The UK’s Barclays Bank reported a £13 million (US$19.9 million) pre-tax adjusted loss for the second quarter of 2013 at their wealth and investment management arm.
The loss was been put down to a combination of credit impairment costs, the cost of its Transform programme and a £22 million ‘customer remediation provision.’
The customer remediation provisions were set aside to repay customers of the AIG Enhanced Variable Rates fund. UBS and Coutts were fined $14.7 million and $9.8 million respectively by the former UK regulator, the Financial Services Authority (FSA), for misselling the same AIG fund.
Commenting on the provision a spokesman for Barclays said: "[The provision ] relates to a small number of clients who were invested in a product that didn’t perform as it should have done over the course of the financial crisis.
"We have taken the view that where appropriate we should reinstate them to the position they’d have been in had they been invested in cash. We are in the course of writing to clients to let them know our plans."

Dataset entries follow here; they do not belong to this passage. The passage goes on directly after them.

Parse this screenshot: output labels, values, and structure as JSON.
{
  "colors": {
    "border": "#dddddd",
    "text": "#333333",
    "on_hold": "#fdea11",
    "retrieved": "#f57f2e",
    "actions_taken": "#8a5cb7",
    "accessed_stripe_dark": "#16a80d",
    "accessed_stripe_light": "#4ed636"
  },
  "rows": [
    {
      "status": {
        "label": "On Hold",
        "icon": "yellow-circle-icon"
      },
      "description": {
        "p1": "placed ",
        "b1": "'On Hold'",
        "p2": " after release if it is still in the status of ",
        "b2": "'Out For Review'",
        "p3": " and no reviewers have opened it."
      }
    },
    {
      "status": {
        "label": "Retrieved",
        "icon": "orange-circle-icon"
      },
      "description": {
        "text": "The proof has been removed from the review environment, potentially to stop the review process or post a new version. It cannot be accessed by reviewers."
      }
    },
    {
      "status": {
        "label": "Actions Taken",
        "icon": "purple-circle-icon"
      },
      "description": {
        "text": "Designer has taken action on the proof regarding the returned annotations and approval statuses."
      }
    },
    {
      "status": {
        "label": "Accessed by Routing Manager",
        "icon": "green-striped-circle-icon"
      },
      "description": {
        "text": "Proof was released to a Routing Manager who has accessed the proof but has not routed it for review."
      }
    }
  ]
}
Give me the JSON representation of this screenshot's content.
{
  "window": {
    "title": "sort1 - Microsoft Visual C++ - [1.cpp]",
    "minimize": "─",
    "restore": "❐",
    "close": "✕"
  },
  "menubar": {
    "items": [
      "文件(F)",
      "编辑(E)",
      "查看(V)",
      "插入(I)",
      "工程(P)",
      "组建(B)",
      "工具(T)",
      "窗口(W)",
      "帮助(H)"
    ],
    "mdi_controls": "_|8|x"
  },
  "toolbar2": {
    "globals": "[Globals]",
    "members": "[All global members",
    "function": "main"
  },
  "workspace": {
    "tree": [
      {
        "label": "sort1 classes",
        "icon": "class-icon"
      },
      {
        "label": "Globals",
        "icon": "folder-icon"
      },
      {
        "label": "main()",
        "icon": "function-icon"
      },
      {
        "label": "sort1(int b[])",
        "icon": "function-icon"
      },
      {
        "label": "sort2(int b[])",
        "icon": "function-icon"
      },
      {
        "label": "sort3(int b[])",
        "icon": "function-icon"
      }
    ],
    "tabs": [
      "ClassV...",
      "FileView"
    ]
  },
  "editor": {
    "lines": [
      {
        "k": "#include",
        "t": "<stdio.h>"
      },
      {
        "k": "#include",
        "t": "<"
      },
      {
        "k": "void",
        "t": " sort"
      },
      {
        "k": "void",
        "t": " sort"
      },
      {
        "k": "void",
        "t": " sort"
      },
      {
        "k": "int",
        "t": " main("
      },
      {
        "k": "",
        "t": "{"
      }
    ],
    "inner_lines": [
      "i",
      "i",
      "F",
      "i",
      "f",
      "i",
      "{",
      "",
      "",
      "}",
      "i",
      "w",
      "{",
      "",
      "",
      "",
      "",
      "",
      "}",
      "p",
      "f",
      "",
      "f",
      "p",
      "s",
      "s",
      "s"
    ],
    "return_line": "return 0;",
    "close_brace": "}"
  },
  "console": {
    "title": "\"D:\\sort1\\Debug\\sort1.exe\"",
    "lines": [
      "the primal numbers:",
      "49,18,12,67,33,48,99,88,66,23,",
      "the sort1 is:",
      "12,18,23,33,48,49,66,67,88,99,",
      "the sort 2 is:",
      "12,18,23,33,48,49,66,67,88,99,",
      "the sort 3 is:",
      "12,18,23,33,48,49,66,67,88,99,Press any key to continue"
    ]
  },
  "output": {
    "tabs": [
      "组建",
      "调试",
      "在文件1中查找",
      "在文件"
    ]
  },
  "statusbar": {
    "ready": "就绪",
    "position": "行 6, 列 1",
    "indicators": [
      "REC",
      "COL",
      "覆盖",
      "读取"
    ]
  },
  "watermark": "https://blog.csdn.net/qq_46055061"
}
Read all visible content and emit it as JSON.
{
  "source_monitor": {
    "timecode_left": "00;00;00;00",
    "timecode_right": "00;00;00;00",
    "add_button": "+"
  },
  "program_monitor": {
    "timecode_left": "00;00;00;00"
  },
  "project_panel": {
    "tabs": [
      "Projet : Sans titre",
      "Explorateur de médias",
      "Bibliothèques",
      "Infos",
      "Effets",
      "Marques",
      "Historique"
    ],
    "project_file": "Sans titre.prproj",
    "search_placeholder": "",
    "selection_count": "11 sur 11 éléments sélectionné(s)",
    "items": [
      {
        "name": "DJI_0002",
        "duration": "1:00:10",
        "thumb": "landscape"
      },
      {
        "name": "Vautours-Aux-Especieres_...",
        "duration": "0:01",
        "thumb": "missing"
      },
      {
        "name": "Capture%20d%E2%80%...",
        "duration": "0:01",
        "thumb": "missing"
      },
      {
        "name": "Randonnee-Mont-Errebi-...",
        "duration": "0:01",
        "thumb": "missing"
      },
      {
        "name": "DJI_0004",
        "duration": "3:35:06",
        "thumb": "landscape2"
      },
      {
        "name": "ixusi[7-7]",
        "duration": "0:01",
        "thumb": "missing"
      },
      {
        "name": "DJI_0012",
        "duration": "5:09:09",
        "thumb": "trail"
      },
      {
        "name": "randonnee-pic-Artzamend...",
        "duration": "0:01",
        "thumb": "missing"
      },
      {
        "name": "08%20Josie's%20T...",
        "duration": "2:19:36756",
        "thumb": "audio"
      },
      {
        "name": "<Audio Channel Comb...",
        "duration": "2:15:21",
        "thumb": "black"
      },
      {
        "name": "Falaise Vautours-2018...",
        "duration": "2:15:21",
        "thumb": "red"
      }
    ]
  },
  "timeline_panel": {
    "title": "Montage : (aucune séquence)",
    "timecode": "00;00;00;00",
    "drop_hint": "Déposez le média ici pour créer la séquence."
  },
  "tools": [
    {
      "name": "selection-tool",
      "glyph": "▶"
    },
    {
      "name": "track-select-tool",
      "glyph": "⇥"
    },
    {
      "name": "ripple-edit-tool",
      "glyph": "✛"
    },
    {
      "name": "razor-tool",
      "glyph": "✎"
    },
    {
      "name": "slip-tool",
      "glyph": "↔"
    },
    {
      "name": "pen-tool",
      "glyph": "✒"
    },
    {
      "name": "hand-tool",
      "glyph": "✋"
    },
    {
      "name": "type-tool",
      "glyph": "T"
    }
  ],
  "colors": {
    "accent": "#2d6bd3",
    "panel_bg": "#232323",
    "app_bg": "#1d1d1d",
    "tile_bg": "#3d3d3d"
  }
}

FCA won’t pursue Barclays fine
It is understood that the FSA’s successor, the Financial Conduct Authority, will not pursue an investigation into Barclays and the AIG Enhanced Variable Rates fund.
The provision comes on top of the costs of the Transform programme and the continuing losses brought on by Spanish property loan defaults.
The second quarter loss compares to a pre-tax adjusted profit for the same quarter in 2012 of £49 million and took the pre-tax half year profits for the arm fall by 53% to £47 million in the half year to 30 June 2013.
The poor result disguises an otherwise good year for Barclays’ wealth and investment arm.
Assets under management rose above £202 million ($310.7 million) for the first time. The group also saw a 4% growth in operating income up from £875 million to £931 million in the year to date.